I also made videos of my lessons or my teaching partners made videos. We shared those responsibilities. Students could watch the video and follow along, and could pause and rewind as needed. This was the second strategy that worked well for my students. When I was teaching a lesson live, students could not go back and rewind me, but with these linked videos they could. Several of my students loved the idea of having the opportunity to do that. Both of these are strategies I will continue into next school year, even once we’re back in the classroom full time. 

Cathy Anderson

4th grade teacher

Thames Elementary School, Hattiesburg, Miss

My students have a variety of favorite learning strategies, including the following:

• Collaborative group projects―To increase collaboration, I allowed the students to have editing rights on their group’s document.

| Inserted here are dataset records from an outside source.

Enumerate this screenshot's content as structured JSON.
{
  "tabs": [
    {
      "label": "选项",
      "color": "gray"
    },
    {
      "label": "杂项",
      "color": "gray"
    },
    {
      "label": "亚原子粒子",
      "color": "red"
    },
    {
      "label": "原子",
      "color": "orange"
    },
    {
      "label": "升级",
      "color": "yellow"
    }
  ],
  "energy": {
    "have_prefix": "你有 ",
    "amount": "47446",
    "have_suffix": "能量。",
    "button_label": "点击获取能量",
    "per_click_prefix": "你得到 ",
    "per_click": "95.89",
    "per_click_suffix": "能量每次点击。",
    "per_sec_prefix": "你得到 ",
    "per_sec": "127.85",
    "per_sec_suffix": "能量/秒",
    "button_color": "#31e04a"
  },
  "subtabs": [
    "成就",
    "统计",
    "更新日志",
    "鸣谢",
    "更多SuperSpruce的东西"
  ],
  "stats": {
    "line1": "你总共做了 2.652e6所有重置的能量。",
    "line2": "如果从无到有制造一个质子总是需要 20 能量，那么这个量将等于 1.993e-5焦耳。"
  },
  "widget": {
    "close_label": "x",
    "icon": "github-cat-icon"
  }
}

• Google Forms―Students used Google forms to reflect on projects.

• Interactive Videos―I implemented the interactive videos from i-Ready on the instructional slides.

• Bitmoji―I provided students with hints they could utilize when completing assignments. On the assignment slides, I used a bitmoji to represent me and recorded audio.

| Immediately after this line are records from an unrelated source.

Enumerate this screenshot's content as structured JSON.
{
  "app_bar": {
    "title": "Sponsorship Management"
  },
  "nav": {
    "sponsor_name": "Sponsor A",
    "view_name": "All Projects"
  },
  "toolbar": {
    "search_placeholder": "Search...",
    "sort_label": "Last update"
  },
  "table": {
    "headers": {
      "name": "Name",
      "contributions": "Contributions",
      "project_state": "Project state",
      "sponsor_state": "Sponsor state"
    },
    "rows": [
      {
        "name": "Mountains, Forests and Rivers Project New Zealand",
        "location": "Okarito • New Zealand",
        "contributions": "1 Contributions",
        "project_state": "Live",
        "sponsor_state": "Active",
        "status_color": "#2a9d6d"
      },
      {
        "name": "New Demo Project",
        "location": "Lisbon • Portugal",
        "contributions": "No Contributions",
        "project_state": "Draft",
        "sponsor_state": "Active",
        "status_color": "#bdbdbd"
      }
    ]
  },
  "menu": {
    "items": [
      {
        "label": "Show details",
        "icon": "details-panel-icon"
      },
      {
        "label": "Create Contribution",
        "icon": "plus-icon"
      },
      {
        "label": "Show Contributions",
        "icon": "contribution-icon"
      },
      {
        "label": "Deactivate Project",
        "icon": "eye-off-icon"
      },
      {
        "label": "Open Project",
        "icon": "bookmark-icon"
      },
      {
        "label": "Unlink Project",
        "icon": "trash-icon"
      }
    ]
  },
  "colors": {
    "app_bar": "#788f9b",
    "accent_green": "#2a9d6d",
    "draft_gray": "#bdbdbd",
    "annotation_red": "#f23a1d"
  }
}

• Google Meet―I used Google Meet for synchronous instructional time.


What is one standout anecdote that describes your experience this past semester? 

Brook Veldkamp

Kindergarten teacher

Challenger Elementary School, Kentwood, Mich.

Being an educator this past semester was an experience for the books; it was an enlightening, emotional and challenging time. One thing that has stuck with me through my Zooms with my kindergarten students was their innocence. Even in the middle of the pandemic we’re all experiencing, they have the ability to say the funniest things and approach learning with such joy. They are still learning what it means to be a student, and during the spring, they needed so much more than a teacher. It revitalized my notion that I am not just an educator to my students, but I am also someone who loves and grows them in so many more ways than just education.

Sachiko Green:

There are many lessons learned throughout the last few months. Personally, I feel it is important to not jump to conclusions or be judgmental. It can sometimes be easy to think a student is being lazy or irresponsible in class. However, I have been reminded that we must be empathetic to our students’ and their families’ needs. We do not know what our students and their guardians go through each day. We do not always know their stories. 

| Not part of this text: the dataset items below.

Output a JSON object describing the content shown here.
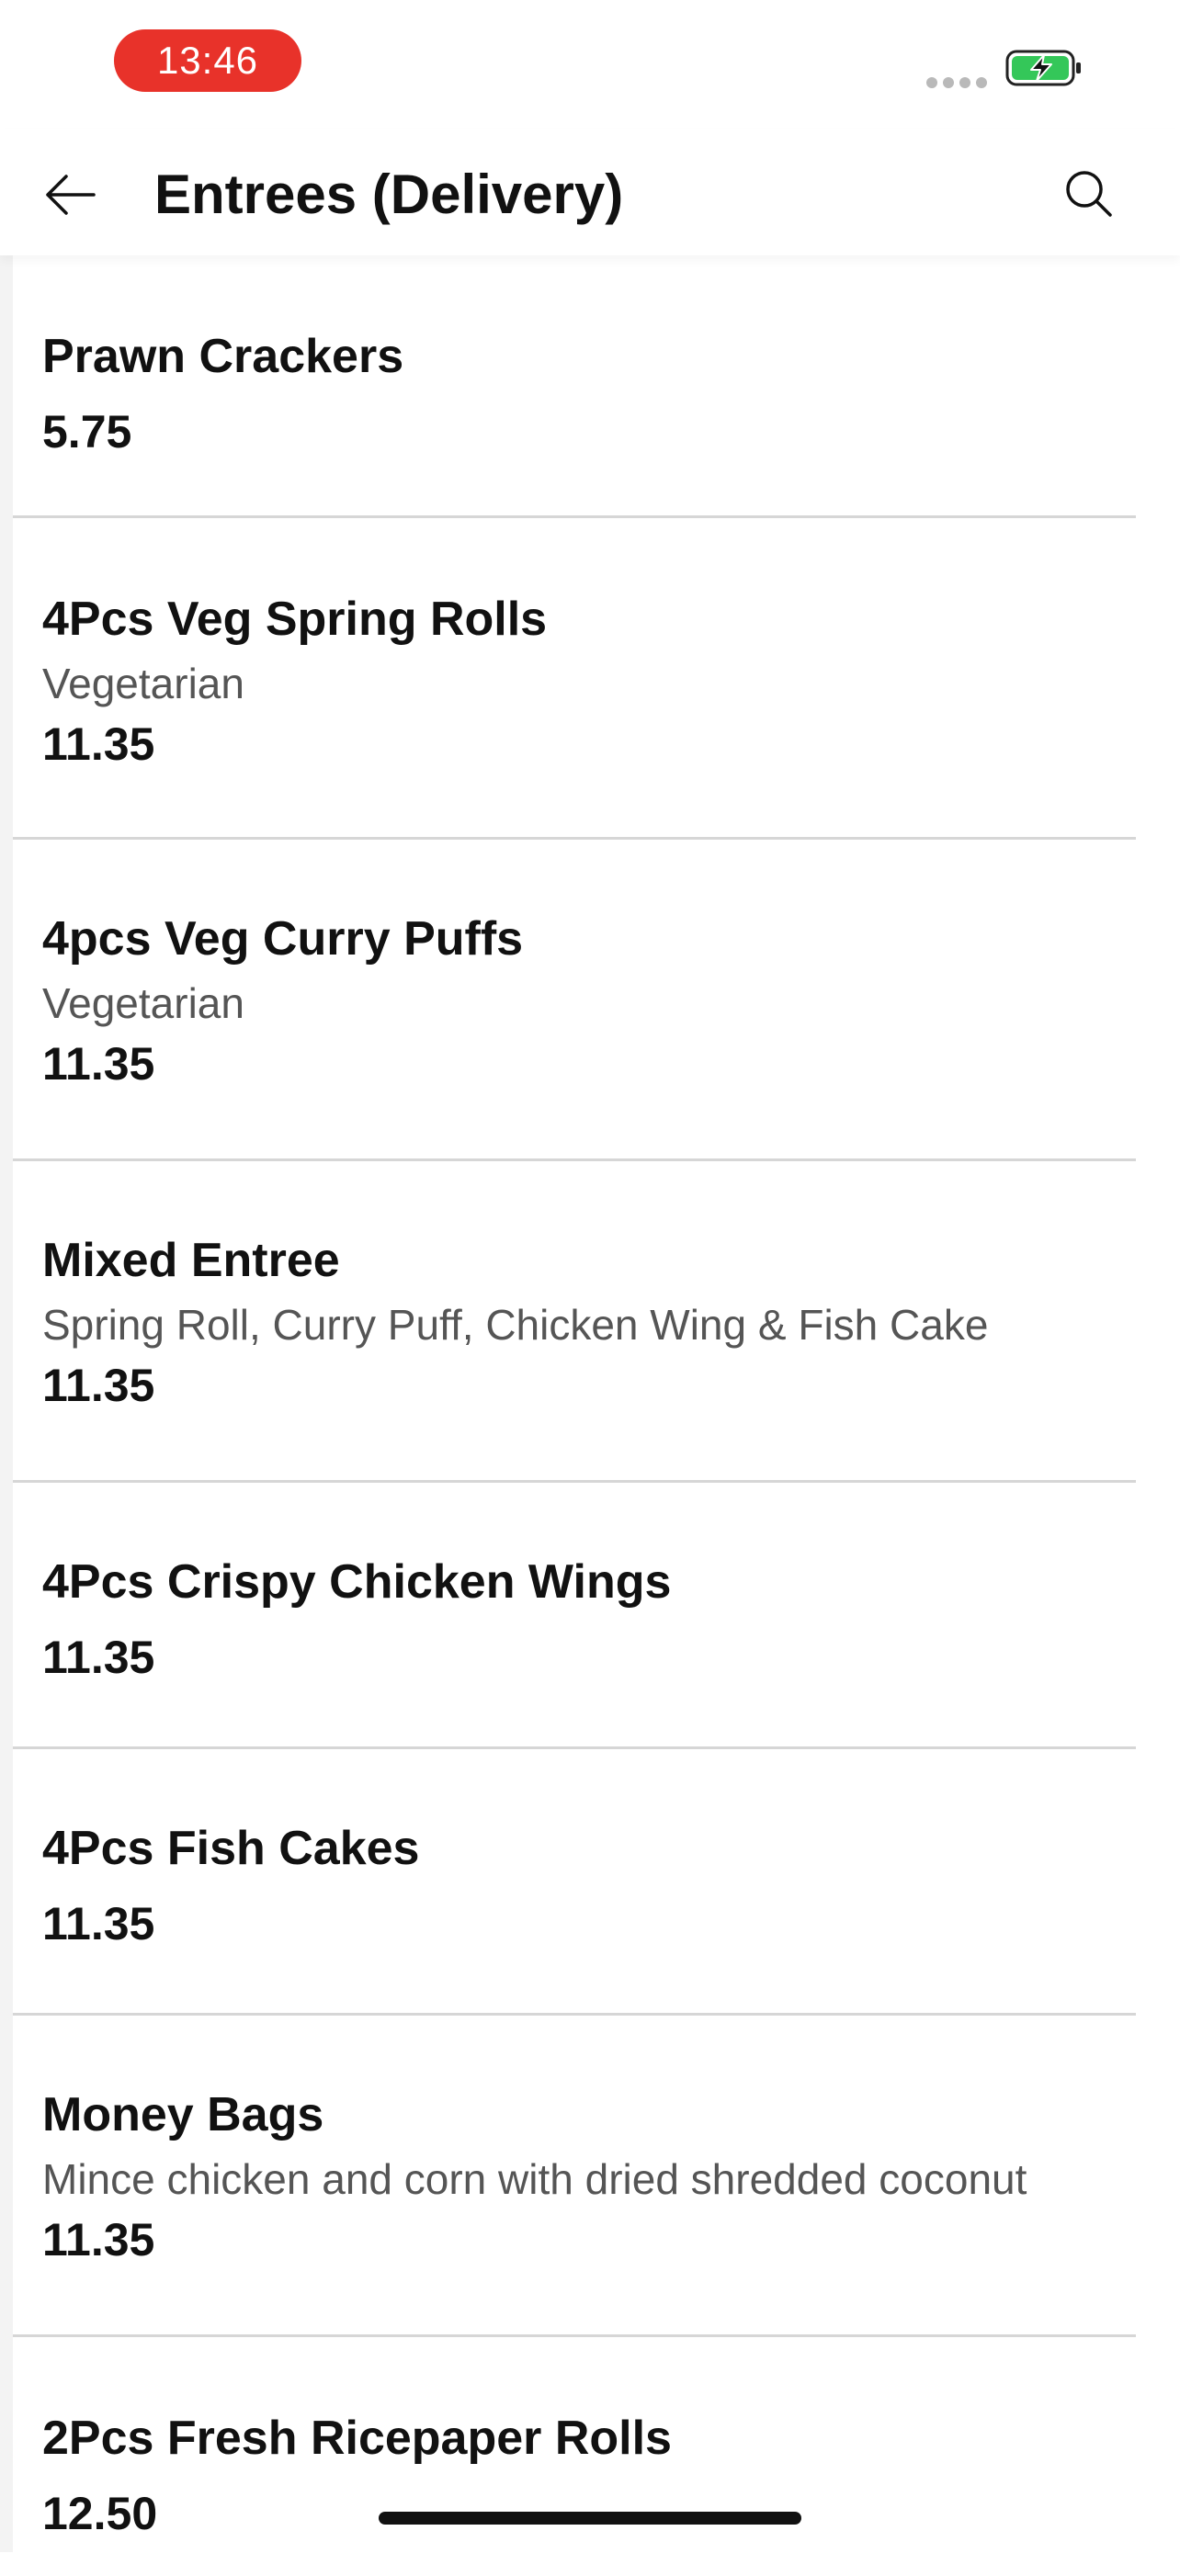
{
  "status_bar": {
    "time": "13:46",
    "time_pill_color": "#e8322a",
    "battery_color": "#34c759",
    "battery_icon": "battery-charging-icon"
  },
  "header": {
    "title": "Entrees (Delivery)",
    "back_icon": "arrow-left-icon",
    "search_icon": "search-icon"
  },
  "items": [
    {
      "name": "Prawn Crackers",
      "description": "",
      "price": "5.75"
    },
    {
      "name": "4Pcs Veg Spring Rolls",
      "description": "Vegetarian",
      "price": "11.35"
    },
    {
      "name": "4pcs Veg Curry Puffs",
      "description": "Vegetarian",
      "price": "11.35"
    },
    {
      "name": "Mixed Entree",
      "description": "Spring Roll, Curry Puff, Chicken Wing & Fish Cake",
      "price": "11.35"
    },
    {
      "name": "4Pcs Crispy Chicken Wings",
      "description": "",
      "price": "11.35"
    },
    {
      "name": "4Pcs Fish Cakes",
      "description": "",
      "price": "11.35"
    },
    {
      "name": "Money Bags",
      "description": "Mince chicken and corn with dried shredded coconut",
      "price": "11.35"
    },
    {
      "name": "2Pcs Fresh Ricepaper Rolls",
      "description": "",
      "price": "12.50"
    }
  ]
}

Throughout the duration of providing virtual instruction, I would find it necessary to contact parents and guardians for various reasons. Many parents and guardians were out of jobs but, perhaps surprisingly, several students, fifth-graders, were left at home by themselves to complete their school assignments or were having to babysit younger siblings. During these troublesome times, I realized that math may not have been the top priority for my students and their families. Recognizing such obstacles is imperative when teaching the whole child and looking beyond a traditional curriculum approach.

Anna Redding:

One of the many things I love about teaching is the relationships that I build with my students and their families. When the stay-at-home order was issued, I worried about being able to communicate with my students, and how my students would communicate with their peers.  Using Zoom as a virtual platform to communicate with my students was very helpful because we could see each other. Communicating through a screen provided us with some form of socialization when we desperately needed it. Before I ever taught my first academic lesson on Zoom, my students and I just talked and played games. They needed to see each other just as much as I needed to see their smiling faces. Just like in the classroom, a student is more willing to put in the hard work if he knows I care for him on a personal level.  My district did not require me to teach virtually, but I had a large number of students that wanted to continue learning with me. Some were there to learn, and some were there for socialization.  We all grew during the virtual learning process.